Por seu sucesso e precocidade, Paulo Francis é paradigma do intelectual raivoso no Brasil. Nobilitado pela resistência pasquinesca permitida pela ditadura, apoiado em cultura trotskista obtida folheando os Profetas de Deutcher, pousou de intelectual esquerdista para, nos anos 1980, quando a partida parecia perdida para sempre, passar de mala e cuia à apologia neoliberal, onde sua essência e seu estilo de pensador vulgar encontraram o material e a forma que lhes correspondiam.
Um poço de mediocridade
Apesar de sua sacralização midiática, jamais conseguiu retirar do anonimato a produção ficcional com que pretendia conquistar a absolvição do pecado consciente de pensador mercenário. Cabeça de Papel (1977) e Cabeça de Negro (1979) consagraram-se como ficção pobre de escritor de pretensão imensas e recursos minúsculos. Sua ensaística escorreu pelo ralo do esquecimento merecido com singular velocidade. Com tanto, jamais se fez tão pouco.
Paulo Francis não inventou o gênero, foi apenas a expressão de mais sucesso de espécie que se reproduziu como micose em pé de atleta quando do tropeção histórico do mundo do trabalho, da razão e da racionalidade. Jornalistas, historiadores, intelectuais e farsantes de variado coturno foram acolhidos, de braços abertos, pela grande mídia brasileira e mundial, voltada desbragadamente à formação das consciências, em lugar da informação da opinião.

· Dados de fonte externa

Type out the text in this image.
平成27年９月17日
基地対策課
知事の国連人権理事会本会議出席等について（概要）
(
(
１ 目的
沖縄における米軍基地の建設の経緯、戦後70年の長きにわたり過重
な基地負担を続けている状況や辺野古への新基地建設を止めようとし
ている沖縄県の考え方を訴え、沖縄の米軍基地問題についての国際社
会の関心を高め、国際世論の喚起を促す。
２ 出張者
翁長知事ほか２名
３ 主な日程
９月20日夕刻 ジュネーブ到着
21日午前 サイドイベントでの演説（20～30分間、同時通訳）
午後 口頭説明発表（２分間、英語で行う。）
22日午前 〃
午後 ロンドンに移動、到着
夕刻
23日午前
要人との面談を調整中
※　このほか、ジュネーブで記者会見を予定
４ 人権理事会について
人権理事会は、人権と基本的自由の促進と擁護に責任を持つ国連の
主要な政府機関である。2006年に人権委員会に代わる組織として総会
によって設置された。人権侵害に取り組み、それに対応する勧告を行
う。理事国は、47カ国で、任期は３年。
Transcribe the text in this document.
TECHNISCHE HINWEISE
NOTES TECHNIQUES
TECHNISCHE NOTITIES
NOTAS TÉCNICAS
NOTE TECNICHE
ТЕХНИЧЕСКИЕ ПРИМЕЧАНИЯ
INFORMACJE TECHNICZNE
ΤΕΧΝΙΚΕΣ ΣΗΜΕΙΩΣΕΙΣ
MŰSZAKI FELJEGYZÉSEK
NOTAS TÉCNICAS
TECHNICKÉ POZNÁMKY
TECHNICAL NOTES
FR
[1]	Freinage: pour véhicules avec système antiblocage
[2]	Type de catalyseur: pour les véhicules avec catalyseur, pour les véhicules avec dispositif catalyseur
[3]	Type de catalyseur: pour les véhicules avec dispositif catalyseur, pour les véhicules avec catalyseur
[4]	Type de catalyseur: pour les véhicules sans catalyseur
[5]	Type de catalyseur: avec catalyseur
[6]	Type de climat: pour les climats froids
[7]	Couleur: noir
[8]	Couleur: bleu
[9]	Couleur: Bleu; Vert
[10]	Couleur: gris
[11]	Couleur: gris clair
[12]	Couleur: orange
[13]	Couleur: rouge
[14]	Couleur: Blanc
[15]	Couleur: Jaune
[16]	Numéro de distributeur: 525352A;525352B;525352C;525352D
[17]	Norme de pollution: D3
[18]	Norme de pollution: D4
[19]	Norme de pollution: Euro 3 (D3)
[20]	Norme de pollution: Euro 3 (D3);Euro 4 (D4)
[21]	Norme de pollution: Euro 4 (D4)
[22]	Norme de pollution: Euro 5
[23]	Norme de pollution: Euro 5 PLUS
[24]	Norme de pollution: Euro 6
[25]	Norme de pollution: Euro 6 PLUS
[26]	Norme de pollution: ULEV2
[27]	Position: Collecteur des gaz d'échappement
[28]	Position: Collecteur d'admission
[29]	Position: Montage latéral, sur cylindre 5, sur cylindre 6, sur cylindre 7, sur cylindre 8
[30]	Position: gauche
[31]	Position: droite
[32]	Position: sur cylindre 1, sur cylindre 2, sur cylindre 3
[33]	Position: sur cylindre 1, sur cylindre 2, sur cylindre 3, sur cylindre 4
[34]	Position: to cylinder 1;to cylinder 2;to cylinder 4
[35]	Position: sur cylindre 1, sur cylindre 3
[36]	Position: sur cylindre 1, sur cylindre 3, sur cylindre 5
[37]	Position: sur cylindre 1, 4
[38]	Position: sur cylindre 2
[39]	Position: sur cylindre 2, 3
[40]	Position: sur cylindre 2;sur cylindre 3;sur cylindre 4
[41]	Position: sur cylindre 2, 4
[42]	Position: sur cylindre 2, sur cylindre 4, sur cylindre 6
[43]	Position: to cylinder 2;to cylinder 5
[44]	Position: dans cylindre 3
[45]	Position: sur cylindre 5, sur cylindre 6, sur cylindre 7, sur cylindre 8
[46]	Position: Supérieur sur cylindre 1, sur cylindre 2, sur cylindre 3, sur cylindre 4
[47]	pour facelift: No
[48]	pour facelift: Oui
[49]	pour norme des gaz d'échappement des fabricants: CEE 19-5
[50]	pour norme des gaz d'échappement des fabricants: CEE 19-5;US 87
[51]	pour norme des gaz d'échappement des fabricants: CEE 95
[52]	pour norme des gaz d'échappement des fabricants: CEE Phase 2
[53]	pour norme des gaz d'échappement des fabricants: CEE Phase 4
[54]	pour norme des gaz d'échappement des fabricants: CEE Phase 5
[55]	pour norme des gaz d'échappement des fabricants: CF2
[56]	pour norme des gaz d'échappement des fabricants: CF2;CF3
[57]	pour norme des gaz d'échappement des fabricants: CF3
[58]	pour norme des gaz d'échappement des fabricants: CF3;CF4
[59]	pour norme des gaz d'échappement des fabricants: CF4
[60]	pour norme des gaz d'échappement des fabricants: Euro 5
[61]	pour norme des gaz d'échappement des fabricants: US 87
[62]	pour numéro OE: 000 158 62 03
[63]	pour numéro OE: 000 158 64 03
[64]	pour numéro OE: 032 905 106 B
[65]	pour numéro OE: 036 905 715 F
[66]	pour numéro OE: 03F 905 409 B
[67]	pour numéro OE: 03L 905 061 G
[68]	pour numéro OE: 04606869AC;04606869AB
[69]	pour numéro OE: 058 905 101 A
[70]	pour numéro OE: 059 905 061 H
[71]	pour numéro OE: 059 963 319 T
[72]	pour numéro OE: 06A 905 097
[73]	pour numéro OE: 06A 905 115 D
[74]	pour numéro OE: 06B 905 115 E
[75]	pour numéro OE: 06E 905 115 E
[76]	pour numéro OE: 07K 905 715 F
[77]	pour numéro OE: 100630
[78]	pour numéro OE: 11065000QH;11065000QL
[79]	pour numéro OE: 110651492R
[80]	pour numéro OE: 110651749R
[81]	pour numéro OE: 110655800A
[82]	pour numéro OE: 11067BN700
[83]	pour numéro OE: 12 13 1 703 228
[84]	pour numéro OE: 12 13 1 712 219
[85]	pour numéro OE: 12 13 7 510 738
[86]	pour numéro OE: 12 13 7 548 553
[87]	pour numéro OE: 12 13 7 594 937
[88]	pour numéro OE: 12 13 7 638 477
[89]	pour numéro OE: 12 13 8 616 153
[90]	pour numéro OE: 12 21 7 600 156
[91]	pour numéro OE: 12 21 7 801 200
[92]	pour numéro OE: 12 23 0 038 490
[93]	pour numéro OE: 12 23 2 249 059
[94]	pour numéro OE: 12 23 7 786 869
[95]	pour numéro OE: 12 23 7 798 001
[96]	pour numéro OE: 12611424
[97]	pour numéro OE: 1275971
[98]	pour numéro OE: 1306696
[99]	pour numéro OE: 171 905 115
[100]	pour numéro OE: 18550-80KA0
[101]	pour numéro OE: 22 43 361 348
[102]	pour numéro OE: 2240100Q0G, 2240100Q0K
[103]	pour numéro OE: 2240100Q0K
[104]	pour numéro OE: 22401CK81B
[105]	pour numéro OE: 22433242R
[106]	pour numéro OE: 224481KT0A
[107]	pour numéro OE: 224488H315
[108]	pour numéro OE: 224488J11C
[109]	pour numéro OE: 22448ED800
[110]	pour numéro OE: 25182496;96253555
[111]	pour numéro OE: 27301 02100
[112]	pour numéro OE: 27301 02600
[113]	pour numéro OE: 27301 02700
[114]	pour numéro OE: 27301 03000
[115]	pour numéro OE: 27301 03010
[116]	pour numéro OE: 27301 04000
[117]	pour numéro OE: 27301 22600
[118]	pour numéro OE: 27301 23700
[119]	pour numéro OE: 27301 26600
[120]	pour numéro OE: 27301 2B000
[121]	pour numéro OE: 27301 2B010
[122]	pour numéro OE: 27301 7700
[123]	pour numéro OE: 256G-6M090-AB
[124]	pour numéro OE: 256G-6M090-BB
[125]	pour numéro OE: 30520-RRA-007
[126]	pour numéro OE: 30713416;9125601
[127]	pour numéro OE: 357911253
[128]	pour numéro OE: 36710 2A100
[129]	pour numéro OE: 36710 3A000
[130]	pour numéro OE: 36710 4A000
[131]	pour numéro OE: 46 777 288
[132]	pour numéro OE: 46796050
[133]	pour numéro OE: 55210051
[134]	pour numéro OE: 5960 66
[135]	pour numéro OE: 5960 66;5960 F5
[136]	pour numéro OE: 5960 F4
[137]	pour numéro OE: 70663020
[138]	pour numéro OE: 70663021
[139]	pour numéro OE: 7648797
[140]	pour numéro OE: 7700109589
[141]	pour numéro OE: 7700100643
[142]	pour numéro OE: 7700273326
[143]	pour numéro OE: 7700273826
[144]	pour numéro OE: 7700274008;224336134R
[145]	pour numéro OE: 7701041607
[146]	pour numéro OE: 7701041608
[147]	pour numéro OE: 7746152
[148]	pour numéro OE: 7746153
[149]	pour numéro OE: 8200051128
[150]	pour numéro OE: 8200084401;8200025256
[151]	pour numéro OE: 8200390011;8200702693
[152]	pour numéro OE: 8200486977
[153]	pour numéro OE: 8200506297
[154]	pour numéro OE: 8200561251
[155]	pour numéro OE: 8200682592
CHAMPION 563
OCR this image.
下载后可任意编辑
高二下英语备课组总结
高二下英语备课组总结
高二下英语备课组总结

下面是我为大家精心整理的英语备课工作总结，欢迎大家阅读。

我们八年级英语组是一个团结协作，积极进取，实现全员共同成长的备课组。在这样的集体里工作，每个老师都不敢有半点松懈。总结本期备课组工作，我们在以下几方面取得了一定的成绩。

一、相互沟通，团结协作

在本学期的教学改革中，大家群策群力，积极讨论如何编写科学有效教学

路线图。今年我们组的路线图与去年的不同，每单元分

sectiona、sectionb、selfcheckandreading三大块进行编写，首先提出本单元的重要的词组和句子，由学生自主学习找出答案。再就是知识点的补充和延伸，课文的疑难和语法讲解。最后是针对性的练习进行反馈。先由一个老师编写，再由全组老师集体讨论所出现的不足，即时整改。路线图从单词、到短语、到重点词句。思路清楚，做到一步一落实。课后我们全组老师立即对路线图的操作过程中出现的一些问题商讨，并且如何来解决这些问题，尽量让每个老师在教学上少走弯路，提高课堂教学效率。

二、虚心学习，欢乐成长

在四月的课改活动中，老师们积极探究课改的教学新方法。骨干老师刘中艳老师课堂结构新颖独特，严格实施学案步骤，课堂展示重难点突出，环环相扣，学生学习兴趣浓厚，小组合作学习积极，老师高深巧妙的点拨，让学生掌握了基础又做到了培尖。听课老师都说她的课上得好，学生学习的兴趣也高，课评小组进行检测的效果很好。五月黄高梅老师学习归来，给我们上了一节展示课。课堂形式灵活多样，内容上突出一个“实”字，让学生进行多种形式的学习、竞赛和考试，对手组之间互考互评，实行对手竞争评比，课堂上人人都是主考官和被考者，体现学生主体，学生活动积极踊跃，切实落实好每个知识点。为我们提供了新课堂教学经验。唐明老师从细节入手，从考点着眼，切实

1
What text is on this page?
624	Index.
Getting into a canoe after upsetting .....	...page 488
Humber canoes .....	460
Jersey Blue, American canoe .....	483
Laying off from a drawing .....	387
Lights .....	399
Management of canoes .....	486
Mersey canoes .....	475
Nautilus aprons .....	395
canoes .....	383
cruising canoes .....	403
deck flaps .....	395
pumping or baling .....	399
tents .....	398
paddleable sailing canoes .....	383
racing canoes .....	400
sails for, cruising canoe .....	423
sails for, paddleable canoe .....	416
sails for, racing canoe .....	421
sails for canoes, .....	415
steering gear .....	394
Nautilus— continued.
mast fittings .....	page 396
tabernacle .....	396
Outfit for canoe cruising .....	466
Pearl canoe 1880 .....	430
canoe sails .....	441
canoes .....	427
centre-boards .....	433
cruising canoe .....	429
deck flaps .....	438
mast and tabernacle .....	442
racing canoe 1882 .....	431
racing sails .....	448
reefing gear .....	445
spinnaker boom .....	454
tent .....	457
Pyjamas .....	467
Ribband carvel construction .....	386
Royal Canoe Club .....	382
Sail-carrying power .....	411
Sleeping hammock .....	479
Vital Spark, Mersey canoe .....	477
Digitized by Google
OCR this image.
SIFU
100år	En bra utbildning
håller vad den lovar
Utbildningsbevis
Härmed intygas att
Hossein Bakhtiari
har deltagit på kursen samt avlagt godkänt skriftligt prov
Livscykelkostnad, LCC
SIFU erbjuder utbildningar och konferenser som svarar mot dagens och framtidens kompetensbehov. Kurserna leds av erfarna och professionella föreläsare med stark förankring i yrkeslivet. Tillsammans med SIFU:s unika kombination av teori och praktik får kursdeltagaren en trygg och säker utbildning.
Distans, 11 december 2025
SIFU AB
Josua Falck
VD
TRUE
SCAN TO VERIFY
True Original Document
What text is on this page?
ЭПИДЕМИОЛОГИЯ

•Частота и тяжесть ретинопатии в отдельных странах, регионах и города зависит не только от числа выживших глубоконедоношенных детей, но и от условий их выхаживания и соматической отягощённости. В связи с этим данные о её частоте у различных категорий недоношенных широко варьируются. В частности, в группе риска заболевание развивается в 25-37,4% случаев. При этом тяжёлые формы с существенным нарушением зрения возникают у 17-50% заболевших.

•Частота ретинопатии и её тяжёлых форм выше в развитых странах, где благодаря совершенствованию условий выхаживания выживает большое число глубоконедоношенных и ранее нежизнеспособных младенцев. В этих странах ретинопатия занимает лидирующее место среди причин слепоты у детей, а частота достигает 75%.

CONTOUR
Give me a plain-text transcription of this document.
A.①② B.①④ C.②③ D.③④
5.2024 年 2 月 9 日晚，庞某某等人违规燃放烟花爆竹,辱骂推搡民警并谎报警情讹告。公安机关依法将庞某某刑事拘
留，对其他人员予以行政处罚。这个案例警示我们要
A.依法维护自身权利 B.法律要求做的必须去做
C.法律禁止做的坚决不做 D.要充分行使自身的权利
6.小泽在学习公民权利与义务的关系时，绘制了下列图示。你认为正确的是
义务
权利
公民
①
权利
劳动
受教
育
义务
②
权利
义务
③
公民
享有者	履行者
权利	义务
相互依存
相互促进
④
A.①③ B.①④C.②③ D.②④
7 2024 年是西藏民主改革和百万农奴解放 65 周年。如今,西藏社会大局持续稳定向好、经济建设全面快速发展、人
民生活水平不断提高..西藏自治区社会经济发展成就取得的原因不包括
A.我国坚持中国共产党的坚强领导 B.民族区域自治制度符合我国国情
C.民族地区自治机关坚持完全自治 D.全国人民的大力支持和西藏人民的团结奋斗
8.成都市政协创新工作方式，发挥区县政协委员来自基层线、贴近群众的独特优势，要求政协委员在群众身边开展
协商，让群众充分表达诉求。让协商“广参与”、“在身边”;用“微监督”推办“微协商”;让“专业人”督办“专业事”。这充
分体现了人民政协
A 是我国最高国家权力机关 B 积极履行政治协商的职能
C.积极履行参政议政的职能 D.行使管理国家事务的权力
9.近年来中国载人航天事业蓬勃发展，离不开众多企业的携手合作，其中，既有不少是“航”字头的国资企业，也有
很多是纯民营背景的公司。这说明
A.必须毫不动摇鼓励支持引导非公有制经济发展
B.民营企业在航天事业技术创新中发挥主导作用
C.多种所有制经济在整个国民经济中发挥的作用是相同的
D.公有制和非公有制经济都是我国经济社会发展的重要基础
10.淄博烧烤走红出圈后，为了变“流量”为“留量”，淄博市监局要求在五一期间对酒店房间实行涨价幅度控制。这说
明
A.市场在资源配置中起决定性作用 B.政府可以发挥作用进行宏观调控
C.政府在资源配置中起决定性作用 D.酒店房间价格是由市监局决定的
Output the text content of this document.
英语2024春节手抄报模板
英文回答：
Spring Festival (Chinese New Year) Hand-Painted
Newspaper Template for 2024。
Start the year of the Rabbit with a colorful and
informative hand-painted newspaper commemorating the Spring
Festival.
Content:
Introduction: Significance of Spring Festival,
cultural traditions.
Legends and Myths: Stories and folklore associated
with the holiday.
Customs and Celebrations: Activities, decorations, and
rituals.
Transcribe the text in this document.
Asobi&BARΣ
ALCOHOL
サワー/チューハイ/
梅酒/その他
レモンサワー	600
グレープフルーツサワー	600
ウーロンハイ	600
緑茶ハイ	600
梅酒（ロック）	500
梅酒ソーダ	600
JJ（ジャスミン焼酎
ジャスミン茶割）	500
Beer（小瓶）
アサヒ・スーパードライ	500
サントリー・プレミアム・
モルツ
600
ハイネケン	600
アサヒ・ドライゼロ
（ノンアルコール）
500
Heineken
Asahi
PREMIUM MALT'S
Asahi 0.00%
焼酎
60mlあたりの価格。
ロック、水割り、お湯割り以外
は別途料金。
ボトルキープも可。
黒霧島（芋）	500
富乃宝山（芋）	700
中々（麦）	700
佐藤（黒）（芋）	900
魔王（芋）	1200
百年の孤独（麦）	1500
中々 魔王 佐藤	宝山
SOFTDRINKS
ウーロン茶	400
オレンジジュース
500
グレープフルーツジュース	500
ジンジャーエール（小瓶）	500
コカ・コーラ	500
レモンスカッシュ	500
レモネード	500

O intelectual raivoso é praga mundial que golpeou igualmente o mundo acadêmico, onde filósofos, historiadores e cientistas sociais como Furet, Fukuyama, Henry-Lévy, Stéphane Courtois trocaram a credibilidade pela grande difusão midiática e editorial, produzindo para tal apologias já senis no momento do nascimento, como O fim da história, O livro negro do comunismo, Pensar a revolução francesa.
Metáfora macabra
Hoje, no Brasil, centenas de ideólogos praticam, em forma permanente ou episódica, profissional ou aficionada, essa espécie de jornalismo cultural marrom, dignificados pelo espaço cativo que ocupam na melhor mídia, nacional e regional, retribuição pelo estupro sem pudor da mais comum inteligência, em reafirmação plena do dito cínico de que "é dando que se recebe".
Ainda que totalmente descartável, o intelectual raivoso não é jamais biodegradável. Verdadeira metáfora ambulante, materializa no fel que destila a feiúra e a violência do mundo que proclama, onde a esperança, a solidariedade e a igualdade são palavras e idéias nefandas, acusadas de corromper o próprio ar em que reverberam, sempre cintilantes, ainda que desmaiadas e estranguladas.
Na sua progressão arrastada, o intelectual raivoso deixa atrás de si o rastro pútrido da reafirmação das visões culturais obscurantistas ensejadas por ordem capitalista que, em estágio senil consolidado, propõe apenas a inevitabilidade da miséria, da desigualdade, do egoísmo, do individualismo, da fome, da guerra e da morte. É cadáver que se crê vivo, rondando pelo mundo, aos gritos, na vã tentativa de assombrar a vida.